Today, the Museum of Biblical Art (MOBIA) announced that after its current exhibition, “Sculpture in the Age of Donatello,” comes to a close on June 14 it will close to the public for good, and cease all operations June 30. The museum specializes in focused exhibitions of art inspired by the Bible, and its legacy in Christian and Jewish traditions.
Currently located at 1865 Broadway, between Columbus Circle and Lincoln Center, the museum was founded in 1997 by the American Bible Society (ABS) and became an independent museum in 2004. In February, ABS sold its headquarters and announced plans to relocate to Philadelphia, leaving MOBIA in search of a new home and other New York-based partners. The museum does not have a permanent collection. Instead it operates as a non-profit arts institution and hosts three temporary exhibitions annually. Unable to raise enough funds for the move to a new location, the museum has decided to end its programming.
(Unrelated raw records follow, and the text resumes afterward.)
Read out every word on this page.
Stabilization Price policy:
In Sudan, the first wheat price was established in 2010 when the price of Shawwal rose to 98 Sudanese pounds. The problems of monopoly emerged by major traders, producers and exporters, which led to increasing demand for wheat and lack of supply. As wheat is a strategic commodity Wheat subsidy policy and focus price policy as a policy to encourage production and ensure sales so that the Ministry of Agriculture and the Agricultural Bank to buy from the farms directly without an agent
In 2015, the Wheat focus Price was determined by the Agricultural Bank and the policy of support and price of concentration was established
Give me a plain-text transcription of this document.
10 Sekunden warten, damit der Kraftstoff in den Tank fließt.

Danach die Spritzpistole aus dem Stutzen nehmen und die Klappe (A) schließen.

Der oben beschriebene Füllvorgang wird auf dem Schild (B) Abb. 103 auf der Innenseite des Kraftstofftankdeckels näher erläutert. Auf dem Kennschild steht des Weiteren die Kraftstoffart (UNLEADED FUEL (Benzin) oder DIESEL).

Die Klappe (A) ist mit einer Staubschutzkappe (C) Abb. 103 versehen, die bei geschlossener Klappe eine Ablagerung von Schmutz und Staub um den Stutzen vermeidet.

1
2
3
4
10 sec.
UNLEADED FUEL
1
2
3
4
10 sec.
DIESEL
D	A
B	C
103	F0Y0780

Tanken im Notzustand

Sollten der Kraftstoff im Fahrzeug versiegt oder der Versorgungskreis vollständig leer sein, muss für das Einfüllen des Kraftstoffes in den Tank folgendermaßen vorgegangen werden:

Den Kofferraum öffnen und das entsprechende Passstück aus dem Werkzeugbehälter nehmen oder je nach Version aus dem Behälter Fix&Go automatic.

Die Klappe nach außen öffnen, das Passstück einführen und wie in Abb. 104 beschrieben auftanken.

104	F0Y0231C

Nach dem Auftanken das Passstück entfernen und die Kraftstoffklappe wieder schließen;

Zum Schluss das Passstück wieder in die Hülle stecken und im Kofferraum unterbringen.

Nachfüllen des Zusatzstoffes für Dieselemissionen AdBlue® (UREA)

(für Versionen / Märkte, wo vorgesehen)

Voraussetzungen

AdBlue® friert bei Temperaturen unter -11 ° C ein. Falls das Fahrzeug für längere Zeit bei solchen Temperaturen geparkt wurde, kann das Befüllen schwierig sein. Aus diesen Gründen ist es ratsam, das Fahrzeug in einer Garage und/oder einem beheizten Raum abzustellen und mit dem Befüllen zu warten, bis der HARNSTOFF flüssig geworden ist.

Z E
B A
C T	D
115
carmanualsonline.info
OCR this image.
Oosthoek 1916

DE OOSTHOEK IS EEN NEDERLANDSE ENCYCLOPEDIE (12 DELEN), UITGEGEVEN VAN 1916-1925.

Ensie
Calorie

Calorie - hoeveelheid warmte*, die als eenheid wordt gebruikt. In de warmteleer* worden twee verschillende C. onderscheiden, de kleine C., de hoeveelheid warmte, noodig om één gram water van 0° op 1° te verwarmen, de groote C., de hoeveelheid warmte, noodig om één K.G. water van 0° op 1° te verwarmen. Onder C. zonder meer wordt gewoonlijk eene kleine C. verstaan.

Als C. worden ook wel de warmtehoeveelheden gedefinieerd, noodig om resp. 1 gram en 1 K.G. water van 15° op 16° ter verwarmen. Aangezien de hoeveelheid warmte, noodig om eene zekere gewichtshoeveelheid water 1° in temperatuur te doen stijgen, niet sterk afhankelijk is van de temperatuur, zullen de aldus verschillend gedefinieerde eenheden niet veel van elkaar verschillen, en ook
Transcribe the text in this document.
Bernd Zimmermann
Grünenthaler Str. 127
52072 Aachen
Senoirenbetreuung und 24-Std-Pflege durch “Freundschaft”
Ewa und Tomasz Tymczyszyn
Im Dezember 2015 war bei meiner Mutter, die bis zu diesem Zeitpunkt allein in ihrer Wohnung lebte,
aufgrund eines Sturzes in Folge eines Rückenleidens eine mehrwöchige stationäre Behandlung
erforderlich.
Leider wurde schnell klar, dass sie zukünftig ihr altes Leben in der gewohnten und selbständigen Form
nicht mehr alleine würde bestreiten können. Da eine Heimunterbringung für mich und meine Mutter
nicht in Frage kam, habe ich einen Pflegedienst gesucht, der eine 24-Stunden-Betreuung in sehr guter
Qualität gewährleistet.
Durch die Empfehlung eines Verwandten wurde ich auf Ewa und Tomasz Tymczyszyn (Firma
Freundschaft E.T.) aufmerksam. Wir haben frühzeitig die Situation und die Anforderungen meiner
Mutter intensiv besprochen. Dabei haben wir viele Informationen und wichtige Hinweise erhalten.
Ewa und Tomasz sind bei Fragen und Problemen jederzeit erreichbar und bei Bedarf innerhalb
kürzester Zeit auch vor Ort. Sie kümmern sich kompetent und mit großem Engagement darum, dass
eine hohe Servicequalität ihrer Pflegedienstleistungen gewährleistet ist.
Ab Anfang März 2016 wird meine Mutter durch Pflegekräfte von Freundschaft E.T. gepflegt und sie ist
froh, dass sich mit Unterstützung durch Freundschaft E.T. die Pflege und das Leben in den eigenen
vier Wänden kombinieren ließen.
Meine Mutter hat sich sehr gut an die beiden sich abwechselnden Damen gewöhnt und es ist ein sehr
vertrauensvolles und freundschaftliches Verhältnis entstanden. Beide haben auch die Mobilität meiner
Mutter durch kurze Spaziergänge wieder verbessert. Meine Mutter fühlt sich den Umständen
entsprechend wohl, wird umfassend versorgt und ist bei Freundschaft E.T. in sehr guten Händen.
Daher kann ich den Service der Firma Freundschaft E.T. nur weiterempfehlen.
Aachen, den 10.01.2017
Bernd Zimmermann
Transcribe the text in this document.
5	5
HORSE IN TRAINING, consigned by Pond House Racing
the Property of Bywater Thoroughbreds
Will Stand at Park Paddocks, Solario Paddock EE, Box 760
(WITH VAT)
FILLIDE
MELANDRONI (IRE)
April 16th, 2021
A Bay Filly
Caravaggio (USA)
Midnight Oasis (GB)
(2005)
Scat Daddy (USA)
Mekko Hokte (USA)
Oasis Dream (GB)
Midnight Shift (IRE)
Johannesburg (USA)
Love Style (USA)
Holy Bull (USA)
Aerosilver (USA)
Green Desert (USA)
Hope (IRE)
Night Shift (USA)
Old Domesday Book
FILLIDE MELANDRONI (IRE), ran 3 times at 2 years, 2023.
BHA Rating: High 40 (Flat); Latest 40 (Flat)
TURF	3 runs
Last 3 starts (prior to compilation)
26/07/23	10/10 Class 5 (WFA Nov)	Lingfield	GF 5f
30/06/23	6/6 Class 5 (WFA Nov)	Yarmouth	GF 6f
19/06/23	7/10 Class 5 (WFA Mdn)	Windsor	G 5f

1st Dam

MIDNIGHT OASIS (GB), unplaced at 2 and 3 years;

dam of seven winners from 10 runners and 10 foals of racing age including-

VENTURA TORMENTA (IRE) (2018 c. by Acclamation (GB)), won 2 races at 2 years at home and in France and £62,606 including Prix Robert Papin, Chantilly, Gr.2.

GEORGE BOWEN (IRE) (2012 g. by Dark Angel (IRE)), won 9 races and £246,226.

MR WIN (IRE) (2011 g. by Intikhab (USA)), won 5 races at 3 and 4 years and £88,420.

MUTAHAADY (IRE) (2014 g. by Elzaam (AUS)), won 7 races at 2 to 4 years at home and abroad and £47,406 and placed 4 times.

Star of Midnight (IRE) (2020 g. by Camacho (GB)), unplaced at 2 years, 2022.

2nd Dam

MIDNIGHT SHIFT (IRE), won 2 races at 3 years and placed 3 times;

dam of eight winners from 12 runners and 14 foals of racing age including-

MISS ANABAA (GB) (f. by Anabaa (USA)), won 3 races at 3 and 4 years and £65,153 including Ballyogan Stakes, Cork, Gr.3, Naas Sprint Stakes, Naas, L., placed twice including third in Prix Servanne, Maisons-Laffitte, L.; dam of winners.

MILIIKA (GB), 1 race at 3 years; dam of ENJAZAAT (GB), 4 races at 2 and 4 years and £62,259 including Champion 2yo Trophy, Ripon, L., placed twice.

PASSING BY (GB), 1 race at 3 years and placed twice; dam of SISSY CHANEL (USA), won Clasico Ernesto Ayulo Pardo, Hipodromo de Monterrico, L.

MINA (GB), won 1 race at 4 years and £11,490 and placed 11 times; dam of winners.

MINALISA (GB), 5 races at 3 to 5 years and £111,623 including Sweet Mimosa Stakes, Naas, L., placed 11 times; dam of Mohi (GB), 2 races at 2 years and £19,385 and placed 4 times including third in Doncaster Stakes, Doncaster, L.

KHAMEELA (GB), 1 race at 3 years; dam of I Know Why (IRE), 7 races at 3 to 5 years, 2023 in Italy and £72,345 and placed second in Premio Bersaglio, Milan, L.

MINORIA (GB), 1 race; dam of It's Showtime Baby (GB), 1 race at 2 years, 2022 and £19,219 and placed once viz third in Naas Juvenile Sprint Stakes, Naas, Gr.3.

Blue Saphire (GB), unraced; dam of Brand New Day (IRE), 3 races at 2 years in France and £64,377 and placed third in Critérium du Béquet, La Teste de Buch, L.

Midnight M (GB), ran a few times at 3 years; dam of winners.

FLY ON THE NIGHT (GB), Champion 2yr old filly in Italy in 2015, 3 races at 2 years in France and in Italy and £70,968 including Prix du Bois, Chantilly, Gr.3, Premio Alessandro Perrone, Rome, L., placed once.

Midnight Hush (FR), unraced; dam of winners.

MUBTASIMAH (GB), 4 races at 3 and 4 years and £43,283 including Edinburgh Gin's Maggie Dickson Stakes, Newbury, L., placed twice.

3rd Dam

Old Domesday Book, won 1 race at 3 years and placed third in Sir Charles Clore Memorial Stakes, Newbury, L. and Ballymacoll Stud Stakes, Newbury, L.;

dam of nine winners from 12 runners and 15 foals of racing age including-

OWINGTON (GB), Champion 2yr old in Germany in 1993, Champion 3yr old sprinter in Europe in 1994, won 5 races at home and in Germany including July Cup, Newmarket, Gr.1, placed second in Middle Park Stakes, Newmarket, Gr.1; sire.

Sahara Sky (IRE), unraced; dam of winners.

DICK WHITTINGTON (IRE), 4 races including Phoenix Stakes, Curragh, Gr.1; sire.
“I am deeply proud of what we have accomplished at MOBIA, and deeply sorry that we will not be able to present the many exciting exhibitions and projects we had planned for the coming years,” MOBIA director Richard P. Townsend in a statement.
“Under Richard’s leadership, MOBIA has presented extraordinary exhibitions and programs and has elevated its standing to become a true peer of the great art museums of this city,” echoed co-chair of the MOBIA Board of Trustees Elaine Hirschl Ellis. “With Richard as director, I have no doubt that MOBIA would have continued to flourish had there been more time to raise funds to sustain the institution. It is painfully ironic that we must cease existence at the moment the Museum has achieved such prominence.”
MOBIA’s current show is a major loan exhibition of 23 masterworks borrowed from Florence’s Museo dell’ Opera del Duomo (Cathedral Works Museum). The show is the highlight of the museum’s 10th anniversary season, and was met with positive acclaim from critics. The New York Times‘ Ken Johnson called it “a beautiful, soul-stirring exhibition” and the Barrymore Laurence Scherer wrote at length for the Wall Street Journal about the exhibition’s unique and “striking” design. Many of the works by Donatello, Brunelleschi, Nanni di Banco, and Luca della Robbia, have never been shown outside of Italy, and the show will not travel to any other institution.